Naufragio en el río Yangtsé, una de las peores tragedias en China

China vivió una de las mayores tragedias en su historia. Un barco con más de 450 personas a bordo naufragó en el río más largo del país.

Operaciones de rescate en el río Yangtsé, en China. / AFP
La embarcación se llamaba Dongfangzhixing (Estrella de Oriente) y había zarpado desde Nankín, capital de la provincia oriental de Jiangsu, con rumbo a Chongqing, una de las ciudades más grandes del sureste de China.
 
Se trata de uno de los peores accidentes de medios de transporte en el país asiático, desde que en 2011 se accidentara un tren de alta velocidad cerca de la ciudad oriental de Wenzhou y dejara un saldo de 40 muertos. El naufragio, además es el peor ocurrido en el Yangtsé, donde el pasado enero se hundió un remolcador en pruebas y murieron 22 de las 25 personas a bordo. Está vez, según las estimaciones de medios chinos, los muertos podrían ser aproximadamente 400. Una cifra que superaría la del último gran desastre de Asia oriental, el hundimiento del ferri surcoreano Sewol a finales del año pasado, en el que 304 personas murieron, la mayoría de ellos estudiantes de secundaria.
 
Ante la magnitud de la tragedia, el presidente chino, Xi Jinping, ordenó dedicar todos los recursos necesarios para rescatar a los pasajeros. El primer ministro, Li Keqiang, fue hasta la zona del naufragio para dar instrucciones y coordinar las operaciones de rescate.
 
Los equipos de socorro, sin embargo, sólo habían rescatado a un puñado de 14 supervivientes y recuperado cinco cadáveres del barco, que se encontraba hundido a unos 15 metros de profundidad.
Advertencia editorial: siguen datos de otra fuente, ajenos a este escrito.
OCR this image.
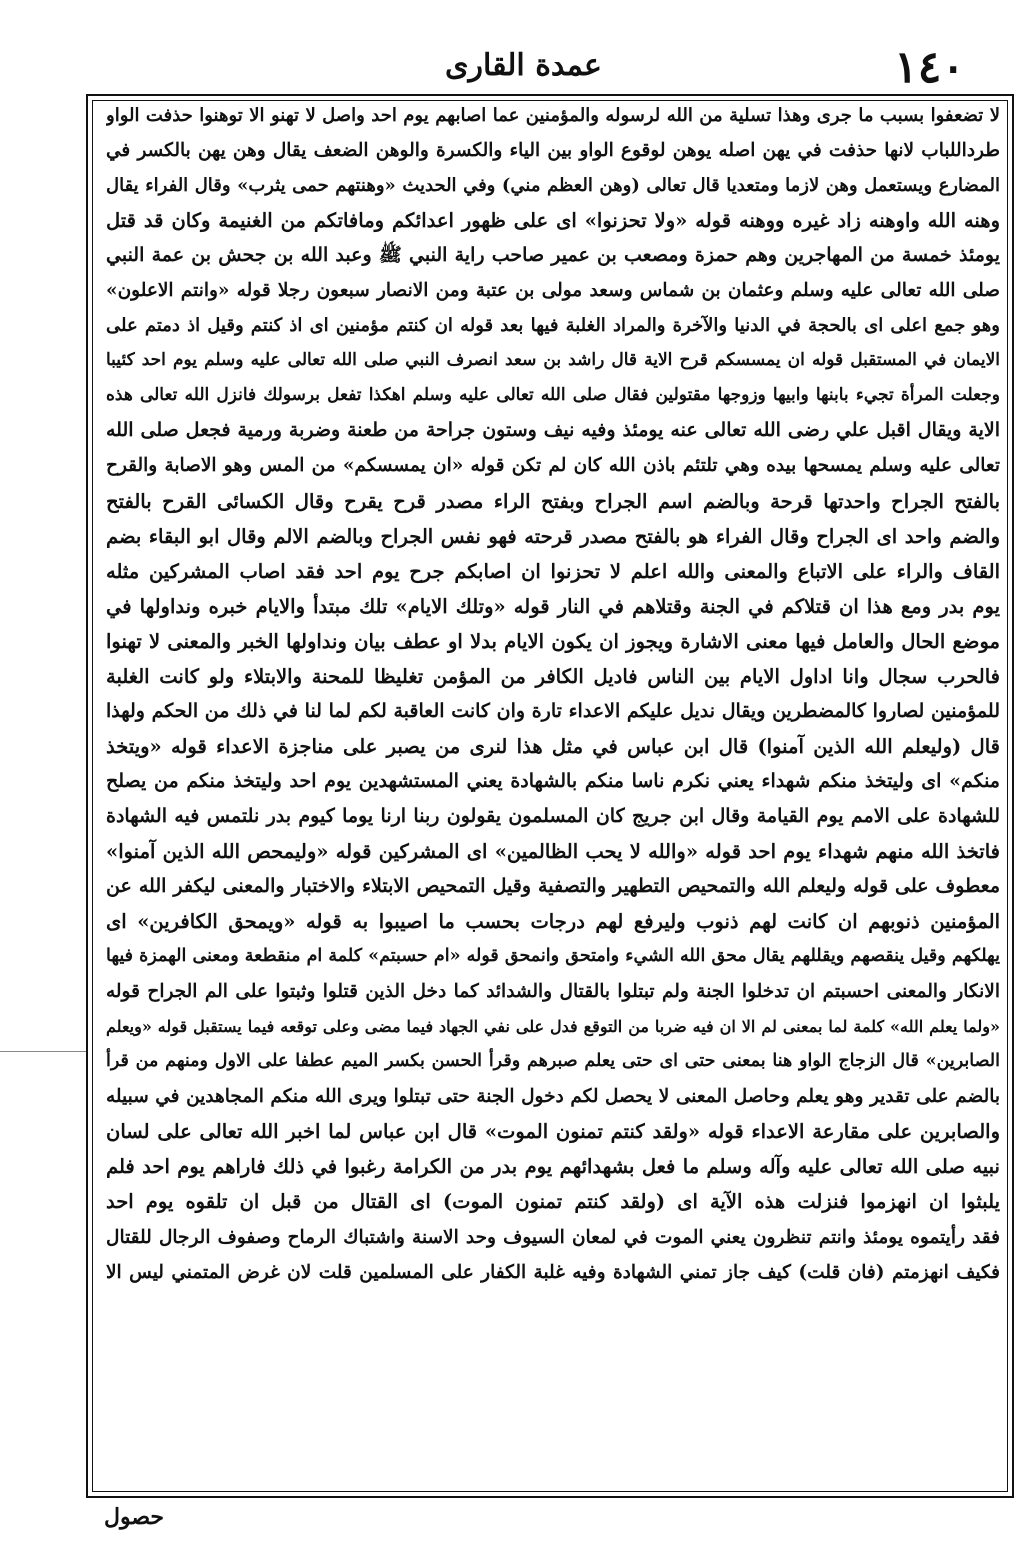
١٤٠
عمدة القارى
لا تضعفوا بسبب ما جرى وهذا تسلية من الله لرسوله والمؤمنين عما اصابهم يوم احد واصل لا تهنو الا توهنوا حذفت الواو
طرداللباب لانها حذفت في يهن اصله يوهن لوقوع الواو بين الياء والكسرة والوهن الضعف يقال وهن يهن بالكسر في
المضارع ويستعمل وهن لازما ومتعديا قال تعالى (وهن العظم مني) وفي الحديث «وهنتهم حمى يثرب» وقال الفراء يقال
وهنه الله واوهنه زاد غيره ووهنه قوله «ولا تحزنوا» اى على ظهور اعدائكم ومافاتكم من الغنيمة وكان قد قتل
يومئذ خمسة من المهاجرين وهم حمزة ومصعب بن عمير صاحب راية النبي ﷺ وعبد الله بن جحش بن عمة النبي
صلى الله تعالى عليه وسلم وعثمان بن شماس وسعد مولى بن عتبة ومن الانصار سبعون رجلا قوله «وانتم الاعلون»
وهو جمع اعلى اى بالحجة في الدنيا والآخرة والمراد الغلبة فيها بعد قوله ان كنتم مؤمنين اى اذ كنتم وقيل اذ دمتم على
الايمان في المستقبل قوله ان يمسسكم قرح الاية قال راشد بن سعد انصرف النبي صلى الله تعالى عليه وسلم يوم احد كئيبا
وجعلت المرأة تجيء بابنها وابيها وزوجها مقتولين فقال صلى الله تعالى عليه وسلم اهكذا تفعل برسولك فانزل الله تعالى هذه
الاية ويقال اقبل علي رضى الله تعالى عنه يومئذ وفيه نيف وستون جراحة من طعنة وضربة ورمية فجعل صلى الله
تعالى عليه وسلم يمسحها بيده وهي تلتئم باذن الله كان لم تكن قوله «ان يمسسكم» من المس وهو الاصابة والقرح
بالفتح الجراح واحدتها قرحة وبالضم اسم الجراح وبفتح الراء مصدر قرح يقرح وقال الكسائى القرح بالفتح
والضم واحد اى الجراح وقال الفراء هو بالفتح مصدر قرحته فهو نفس الجراح وبالضم الالم وقال ابو البقاء بضم
القاف والراء على الاتباع والمعنى والله اعلم لا تحزنوا ان اصابكم جرح يوم احد فقد اصاب المشركين مثله
يوم بدر ومع هذا ان قتلاكم في الجنة وقتلاهم في النار قوله «وتلك الايام» تلك مبتدأ والايام خبره ونداولها في
موضع الحال والعامل فيها معنى الاشارة ويجوز ان يكون الايام بدلا او عطف بيان ونداولها الخبر والمعنى لا تهنوا
فالحرب سجال وانا اداول الايام بين الناس فاديل الكافر من المؤمن تغليظا للمحنة والابتلاء ولو كانت الغلبة
للمؤمنين لصاروا كالمضطرين ويقال نديل عليكم الاعداء تارة وان كانت العاقبة لكم لما لنا في ذلك من الحكم ولهذا
قال (وليعلم الله الذين آمنوا) قال ابن عباس في مثل هذا لنرى من يصبر على مناجزة الاعداء قوله «ويتخذ
منكم» اى وليتخذ منكم شهداء يعني نكرم ناسا منكم بالشهادة يعني المستشهدين يوم احد وليتخذ منكم من يصلح
للشهادة على الامم يوم القيامة وقال ابن جريج كان المسلمون يقولون ربنا ارنا يوما كيوم بدر نلتمس فيه الشهادة
فاتخذ الله منهم شهداء يوم احد قوله «والله لا يحب الظالمين» اى المشركين قوله «وليمحص الله الذين آمنوا»
معطوف على قوله وليعلم الله والتمحيص التطهير والتصفية وقيل التمحيص الابتلاء والاختبار والمعنى ليكفر الله عن
المؤمنين ذنوبهم ان كانت لهم ذنوب وليرفع لهم درجات بحسب ما اصيبوا به قوله «ويمحق الكافرين» اى
يهلكهم وقيل ينقصهم ويقللهم يقال محق الله الشيء وامتحق وانمحق قوله «ام حسبتم» كلمة ام منقطعة ومعنى الهمزة فيها
الانكار والمعنى احسبتم ان تدخلوا الجنة ولم تبتلوا بالقتال والشدائد كما دخل الذين قتلوا وثبتوا على الم الجراح قوله
«ولما يعلم الله» كلمة لما بمعنى لم الا ان فيه ضربا من التوقع فدل على نفي الجهاد فيما مضى وعلى توقعه فيما يستقبل قوله «ويعلم
الصابرين» قال الزجاج الواو هنا بمعنى حتى اى حتى يعلم صبرهم وقرأ الحسن بكسر الميم عطفا على الاول ومنهم من قرأ
بالضم على تقدير وهو يعلم وحاصل المعنى لا يحصل لكم دخول الجنة حتى تبتلوا ويرى الله منكم المجاهدين في سبيله
والصابرين على مقارعة الاعداء قوله «ولقد كنتم تمنون الموت» قال ابن عباس لما اخبر الله تعالى على لسان
نبيه صلى الله تعالى عليه وآله وسلم ما فعل بشهدائهم يوم بدر من الكرامة رغبوا في ذلك فاراهم يوم احد فلم
يلبثوا ان انهزموا فنزلت هذه الآية اى (ولقد كنتم تمنون الموت) اى القتال من قبل ان تلقوه يوم احد
فقد رأيتموه يومئذ وانتم تنظرون يعني الموت في لمعان السيوف وحد الاسنة واشتباك الرماح وصفوف الرجال للقتال
فكيف انهزمتم (فان قلت) كيف جاز تمني الشهادة وفيه غلبة الكفار على المسلمين قلت لان غرض المتمني ليس الا
حصول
Entre los sobrevivientes estaba al capitán, identificado como Zhang Shunwen, y el ingeniero jefe, quienes se encuentran bajo custodia policial y han declarado que la embarcación se vio sorprendida por un “tornado”.
 
Un grupo de 140 submarinistas trabajaba ayer para intentar penetrar en el barco, pero el fuerte viento y la intensa lluvia complicaban las labores, según medios oficiales. Alrededor de 150 embarcaciones participaban también en las difíciles tareas de búsqueda y salvamento.
 
La mayoría de personas a bordo del barco eran turistas del este de China de entre 50 y 80 años y, según el periódico local Oriental Vanguard, el pasajero más joven era un bebé de tres años. Los miembros de la tripulación eran 47.